The project will generate up to 1,500 more direct and indirect jobs during construction at a fabrication site at the port of Argentia, as well as on the platform, to be located about 350 km offshore, with about 250 new permanent platform jobs also to be created, said Andrew Parsons, Newfoundland-Labrador minister of industry, energy and technology.
"Employment at the Argentia site will ramp up immediately, and increase through next year," he said. "Over its 14-year life span, this project is expected to generate nearly $20 billion in gross domestic product, and over $7 billion in labor income for the province."
The deal with Cenovus Energy also includes $100 million to "support the energy transition and other renewable initiatives," said Parsons. "We will continue to foster an environment that supports our economy by embracing renewable energy, while maximizing our low-carbon oil and gas advantage."
Project Faces Hurdles
By contrast, Equinor’s Bay du Nord project still faces serious hurdles, with the challenge of nailing down a financing package amid a lawsuit by environmental groups.

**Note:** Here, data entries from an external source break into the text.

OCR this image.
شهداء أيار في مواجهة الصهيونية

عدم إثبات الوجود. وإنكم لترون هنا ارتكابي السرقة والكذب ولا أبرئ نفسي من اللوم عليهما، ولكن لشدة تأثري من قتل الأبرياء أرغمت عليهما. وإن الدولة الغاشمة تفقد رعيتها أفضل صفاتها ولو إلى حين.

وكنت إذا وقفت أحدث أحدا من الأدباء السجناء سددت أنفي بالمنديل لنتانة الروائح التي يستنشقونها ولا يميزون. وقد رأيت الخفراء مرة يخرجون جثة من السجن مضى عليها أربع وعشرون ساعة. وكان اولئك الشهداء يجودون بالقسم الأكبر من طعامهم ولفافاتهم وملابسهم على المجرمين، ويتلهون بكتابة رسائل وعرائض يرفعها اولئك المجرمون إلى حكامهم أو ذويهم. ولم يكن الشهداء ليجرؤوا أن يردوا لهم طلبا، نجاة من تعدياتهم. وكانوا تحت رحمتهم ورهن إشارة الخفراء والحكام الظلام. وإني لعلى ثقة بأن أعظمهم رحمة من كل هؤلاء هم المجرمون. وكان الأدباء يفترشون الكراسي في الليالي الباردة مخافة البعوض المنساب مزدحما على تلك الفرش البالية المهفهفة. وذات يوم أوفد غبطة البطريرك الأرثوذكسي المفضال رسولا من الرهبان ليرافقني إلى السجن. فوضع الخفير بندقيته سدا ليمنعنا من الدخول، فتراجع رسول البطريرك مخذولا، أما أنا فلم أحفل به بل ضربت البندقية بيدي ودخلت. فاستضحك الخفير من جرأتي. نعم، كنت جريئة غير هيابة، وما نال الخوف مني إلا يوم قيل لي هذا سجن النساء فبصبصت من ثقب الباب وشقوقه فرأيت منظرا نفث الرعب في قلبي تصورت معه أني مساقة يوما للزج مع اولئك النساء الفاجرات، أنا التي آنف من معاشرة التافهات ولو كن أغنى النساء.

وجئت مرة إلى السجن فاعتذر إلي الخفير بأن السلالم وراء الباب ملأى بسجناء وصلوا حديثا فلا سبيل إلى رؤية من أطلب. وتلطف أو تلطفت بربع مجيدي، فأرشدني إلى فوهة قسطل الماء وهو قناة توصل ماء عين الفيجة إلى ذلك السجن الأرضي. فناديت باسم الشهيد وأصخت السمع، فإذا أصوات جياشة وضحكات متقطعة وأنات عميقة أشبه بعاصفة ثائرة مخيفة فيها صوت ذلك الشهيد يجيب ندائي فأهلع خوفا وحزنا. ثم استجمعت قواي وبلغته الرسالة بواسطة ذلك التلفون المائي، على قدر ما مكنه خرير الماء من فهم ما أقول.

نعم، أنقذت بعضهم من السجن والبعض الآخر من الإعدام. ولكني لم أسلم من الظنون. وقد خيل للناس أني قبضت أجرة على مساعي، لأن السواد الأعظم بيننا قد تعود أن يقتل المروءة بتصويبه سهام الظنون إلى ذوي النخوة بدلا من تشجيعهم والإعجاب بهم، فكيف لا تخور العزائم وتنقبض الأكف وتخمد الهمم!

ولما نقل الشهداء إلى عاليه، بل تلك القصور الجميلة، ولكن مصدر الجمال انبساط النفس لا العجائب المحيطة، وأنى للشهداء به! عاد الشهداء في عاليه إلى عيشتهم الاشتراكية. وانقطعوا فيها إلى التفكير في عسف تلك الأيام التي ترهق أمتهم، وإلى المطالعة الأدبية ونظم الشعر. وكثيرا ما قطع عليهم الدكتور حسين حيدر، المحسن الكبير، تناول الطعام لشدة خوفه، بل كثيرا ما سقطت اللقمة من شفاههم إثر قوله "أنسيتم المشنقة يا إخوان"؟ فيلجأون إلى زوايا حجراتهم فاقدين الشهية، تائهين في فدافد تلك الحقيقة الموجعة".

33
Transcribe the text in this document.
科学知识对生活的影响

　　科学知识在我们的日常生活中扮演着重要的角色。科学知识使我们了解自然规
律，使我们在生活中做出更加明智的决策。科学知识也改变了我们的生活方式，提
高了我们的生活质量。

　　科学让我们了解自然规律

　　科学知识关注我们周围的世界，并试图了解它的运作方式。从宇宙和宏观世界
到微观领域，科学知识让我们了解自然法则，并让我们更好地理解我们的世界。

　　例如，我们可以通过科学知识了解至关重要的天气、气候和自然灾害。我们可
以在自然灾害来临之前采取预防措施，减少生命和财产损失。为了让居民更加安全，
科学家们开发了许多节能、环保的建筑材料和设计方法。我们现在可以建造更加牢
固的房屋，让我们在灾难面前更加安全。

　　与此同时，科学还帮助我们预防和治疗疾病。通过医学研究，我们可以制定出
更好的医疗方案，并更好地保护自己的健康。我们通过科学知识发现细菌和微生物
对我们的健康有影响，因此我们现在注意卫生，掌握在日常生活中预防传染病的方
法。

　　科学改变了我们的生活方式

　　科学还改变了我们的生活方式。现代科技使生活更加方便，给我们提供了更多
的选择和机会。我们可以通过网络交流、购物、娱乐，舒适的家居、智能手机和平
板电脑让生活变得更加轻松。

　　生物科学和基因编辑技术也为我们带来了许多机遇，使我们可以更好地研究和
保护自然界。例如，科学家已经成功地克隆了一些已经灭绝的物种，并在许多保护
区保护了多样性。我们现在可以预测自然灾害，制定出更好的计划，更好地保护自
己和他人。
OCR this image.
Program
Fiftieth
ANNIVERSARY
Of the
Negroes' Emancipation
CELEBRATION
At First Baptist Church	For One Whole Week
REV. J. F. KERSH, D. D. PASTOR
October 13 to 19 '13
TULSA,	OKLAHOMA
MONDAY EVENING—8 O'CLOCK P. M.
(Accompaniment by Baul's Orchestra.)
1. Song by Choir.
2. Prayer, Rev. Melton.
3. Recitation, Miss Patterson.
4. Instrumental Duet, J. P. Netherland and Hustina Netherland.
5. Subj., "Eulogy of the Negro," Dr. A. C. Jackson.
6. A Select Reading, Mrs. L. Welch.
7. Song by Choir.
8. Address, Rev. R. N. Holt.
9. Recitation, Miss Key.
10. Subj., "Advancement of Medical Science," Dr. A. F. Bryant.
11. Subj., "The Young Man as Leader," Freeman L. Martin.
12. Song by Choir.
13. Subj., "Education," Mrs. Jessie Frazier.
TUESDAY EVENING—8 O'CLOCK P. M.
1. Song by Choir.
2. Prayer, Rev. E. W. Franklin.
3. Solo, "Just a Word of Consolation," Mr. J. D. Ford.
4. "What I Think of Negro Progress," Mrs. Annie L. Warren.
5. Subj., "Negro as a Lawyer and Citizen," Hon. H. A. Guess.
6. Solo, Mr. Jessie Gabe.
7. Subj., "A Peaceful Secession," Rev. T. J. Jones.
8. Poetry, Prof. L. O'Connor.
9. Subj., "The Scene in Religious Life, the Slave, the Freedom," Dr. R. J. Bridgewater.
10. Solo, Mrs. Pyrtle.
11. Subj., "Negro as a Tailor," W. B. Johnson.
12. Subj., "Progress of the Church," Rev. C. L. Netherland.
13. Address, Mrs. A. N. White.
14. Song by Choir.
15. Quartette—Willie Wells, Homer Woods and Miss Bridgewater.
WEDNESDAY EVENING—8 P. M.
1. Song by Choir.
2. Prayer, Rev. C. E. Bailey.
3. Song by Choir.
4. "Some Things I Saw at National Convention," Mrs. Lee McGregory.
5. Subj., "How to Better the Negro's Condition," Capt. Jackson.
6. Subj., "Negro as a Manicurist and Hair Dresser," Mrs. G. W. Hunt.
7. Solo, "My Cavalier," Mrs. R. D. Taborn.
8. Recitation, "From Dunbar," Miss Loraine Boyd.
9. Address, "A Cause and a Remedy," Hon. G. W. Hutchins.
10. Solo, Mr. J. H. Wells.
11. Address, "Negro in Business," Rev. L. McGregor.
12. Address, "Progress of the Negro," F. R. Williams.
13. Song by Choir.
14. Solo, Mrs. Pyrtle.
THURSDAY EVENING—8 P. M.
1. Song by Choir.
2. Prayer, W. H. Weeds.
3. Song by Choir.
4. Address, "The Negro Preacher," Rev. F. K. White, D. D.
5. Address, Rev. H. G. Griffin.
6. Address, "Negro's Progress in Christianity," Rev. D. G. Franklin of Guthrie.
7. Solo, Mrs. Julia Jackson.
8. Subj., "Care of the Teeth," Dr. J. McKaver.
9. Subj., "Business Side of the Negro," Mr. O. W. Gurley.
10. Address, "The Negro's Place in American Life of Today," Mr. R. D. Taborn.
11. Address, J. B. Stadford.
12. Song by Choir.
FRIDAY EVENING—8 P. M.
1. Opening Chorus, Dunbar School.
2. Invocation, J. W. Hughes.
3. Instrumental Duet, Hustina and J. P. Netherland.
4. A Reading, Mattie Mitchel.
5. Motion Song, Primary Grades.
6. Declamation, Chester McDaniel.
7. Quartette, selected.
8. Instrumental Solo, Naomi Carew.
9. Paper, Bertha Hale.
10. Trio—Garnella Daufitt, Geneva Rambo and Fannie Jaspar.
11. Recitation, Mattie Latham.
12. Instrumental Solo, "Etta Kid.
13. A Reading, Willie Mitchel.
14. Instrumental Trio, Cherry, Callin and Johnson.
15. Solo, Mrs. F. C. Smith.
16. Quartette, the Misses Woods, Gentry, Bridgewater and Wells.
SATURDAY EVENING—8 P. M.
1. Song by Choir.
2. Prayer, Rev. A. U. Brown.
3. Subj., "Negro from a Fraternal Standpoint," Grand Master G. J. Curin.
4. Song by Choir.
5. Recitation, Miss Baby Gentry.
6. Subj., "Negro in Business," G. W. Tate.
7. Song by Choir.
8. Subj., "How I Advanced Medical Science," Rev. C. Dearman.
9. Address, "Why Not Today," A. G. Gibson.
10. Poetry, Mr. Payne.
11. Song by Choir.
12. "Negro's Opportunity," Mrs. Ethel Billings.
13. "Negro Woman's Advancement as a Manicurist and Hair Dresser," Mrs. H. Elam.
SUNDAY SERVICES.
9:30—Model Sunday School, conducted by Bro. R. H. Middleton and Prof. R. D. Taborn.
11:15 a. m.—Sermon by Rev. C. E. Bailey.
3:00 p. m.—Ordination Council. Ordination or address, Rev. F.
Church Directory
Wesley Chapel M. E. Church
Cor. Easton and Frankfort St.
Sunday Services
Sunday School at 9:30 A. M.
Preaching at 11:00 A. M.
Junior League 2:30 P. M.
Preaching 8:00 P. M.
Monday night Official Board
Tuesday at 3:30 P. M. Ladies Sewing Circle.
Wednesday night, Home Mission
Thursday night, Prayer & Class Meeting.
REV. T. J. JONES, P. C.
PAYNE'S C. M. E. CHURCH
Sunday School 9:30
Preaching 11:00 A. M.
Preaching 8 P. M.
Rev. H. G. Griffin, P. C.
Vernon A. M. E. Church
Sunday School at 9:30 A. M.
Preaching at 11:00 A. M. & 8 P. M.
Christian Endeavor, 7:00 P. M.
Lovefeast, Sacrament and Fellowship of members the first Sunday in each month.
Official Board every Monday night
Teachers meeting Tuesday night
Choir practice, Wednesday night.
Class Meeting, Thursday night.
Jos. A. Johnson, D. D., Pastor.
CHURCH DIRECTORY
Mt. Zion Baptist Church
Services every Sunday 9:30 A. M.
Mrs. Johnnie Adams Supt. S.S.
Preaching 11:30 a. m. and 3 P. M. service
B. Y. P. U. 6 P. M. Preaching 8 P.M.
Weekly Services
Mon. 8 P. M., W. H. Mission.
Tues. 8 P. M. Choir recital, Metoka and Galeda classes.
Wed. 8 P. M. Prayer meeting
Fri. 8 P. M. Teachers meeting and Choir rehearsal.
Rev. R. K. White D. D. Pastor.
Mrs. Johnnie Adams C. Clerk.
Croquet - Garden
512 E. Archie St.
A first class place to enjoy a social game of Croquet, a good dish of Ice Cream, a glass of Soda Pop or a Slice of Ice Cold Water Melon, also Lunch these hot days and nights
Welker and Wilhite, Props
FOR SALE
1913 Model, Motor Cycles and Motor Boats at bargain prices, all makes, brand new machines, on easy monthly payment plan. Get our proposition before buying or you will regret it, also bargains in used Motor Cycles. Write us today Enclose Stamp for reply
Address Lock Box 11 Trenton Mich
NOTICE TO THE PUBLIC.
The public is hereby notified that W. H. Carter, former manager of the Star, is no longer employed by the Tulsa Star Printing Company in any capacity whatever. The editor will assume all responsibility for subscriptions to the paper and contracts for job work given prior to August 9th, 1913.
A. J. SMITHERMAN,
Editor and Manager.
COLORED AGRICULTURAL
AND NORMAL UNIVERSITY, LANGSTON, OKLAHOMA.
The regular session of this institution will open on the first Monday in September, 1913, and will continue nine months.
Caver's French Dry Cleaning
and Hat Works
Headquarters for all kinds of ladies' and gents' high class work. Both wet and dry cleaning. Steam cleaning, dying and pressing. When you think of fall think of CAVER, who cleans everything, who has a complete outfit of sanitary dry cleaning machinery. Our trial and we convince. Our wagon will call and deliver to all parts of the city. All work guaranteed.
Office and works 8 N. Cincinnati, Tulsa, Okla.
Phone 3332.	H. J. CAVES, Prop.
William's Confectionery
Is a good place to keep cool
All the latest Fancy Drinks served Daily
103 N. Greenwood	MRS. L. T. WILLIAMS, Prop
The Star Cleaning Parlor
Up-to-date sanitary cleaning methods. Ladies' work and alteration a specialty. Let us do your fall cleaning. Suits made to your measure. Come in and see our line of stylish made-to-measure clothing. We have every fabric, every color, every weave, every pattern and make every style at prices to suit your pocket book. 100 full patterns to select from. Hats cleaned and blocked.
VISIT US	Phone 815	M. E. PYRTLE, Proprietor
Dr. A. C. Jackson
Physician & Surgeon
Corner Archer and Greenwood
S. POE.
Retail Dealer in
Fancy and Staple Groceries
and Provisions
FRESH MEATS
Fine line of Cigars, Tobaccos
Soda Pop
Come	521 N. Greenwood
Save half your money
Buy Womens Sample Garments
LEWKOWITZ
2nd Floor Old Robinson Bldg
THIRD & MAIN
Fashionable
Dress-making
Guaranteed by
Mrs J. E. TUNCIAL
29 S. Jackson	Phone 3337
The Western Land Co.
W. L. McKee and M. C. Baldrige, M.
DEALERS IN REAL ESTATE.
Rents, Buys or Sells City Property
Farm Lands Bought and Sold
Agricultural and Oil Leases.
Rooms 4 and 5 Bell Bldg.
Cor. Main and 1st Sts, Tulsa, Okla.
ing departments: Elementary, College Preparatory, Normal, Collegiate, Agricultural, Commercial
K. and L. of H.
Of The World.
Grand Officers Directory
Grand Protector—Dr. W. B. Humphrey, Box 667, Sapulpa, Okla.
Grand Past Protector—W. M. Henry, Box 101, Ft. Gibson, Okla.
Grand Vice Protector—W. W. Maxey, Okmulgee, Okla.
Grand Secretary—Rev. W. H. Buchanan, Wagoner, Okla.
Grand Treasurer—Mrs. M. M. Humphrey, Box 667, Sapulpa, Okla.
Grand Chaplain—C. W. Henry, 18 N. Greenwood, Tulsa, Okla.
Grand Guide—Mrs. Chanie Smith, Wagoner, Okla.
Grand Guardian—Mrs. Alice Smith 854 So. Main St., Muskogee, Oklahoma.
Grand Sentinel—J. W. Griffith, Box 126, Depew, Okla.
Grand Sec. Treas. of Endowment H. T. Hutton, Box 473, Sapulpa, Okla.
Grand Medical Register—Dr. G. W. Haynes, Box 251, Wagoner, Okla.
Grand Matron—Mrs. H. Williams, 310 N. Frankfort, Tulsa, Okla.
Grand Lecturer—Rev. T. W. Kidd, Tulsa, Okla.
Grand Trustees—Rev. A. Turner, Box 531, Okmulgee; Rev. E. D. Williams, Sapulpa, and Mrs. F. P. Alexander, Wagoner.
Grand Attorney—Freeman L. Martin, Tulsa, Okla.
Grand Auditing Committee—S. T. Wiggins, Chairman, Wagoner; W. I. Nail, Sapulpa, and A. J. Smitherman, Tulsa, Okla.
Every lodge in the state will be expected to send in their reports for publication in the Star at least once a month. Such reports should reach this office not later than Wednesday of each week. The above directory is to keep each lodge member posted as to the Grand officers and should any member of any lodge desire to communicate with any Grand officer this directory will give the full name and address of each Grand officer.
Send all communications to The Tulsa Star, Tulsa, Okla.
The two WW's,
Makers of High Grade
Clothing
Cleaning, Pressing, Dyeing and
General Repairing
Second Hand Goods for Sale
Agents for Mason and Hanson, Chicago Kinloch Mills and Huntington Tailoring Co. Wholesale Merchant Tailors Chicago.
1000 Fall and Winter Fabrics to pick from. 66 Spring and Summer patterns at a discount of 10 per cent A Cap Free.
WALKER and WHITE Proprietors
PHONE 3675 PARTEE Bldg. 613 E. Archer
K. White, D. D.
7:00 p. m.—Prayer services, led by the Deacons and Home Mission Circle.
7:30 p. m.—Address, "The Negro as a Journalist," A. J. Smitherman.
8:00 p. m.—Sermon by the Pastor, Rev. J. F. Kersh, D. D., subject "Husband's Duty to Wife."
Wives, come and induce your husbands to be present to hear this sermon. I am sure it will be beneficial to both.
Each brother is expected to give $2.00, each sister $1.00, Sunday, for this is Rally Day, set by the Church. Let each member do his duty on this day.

Ecojustice, an environmental law nonprofit, last month filed a lawsuit in federal court on behalf of the Sierra Club Canada and Équiterre in a bid to block the massive oil production project.
Canadian Environment and Climate Minister Steven Guilbeault approved the project in May while attaching 137 conditions, including a requirement to meet net-zero carbon emission standards by 2050.
James Gunvaldsen Klaassen, a staff lawyer for Ecojustice, contends the federal approval of Bay du Nord did not take into account the impacts of the big fossil fuel extraction project, including possible harm to marine life of oil spills and large tanker traffic. “These are large tankers that are hauling production from the Bay du Nord to the island of Newfoundland or beyond,” he said.
But in a sign of growing market interest in east coast offshore oil projects, British oil giant BP on June 13 announced it was buying Cenovus Energy's 35% stake in Bay du Nord, with Equinor remaining as lead investor. Both firms have said their investments in offshore eastern Canada represents a shift away from oil sands production.
Subject to regulatory approvals, the BP transaction is expected to close in 2022. Equinor has estimated it will make a final investment decision in Bay du Nord in two years. The project would be located in the Flemish Pass Basin, 500 km northeast of St. John's, Newfoundland, in water that is about 1,200 m deep.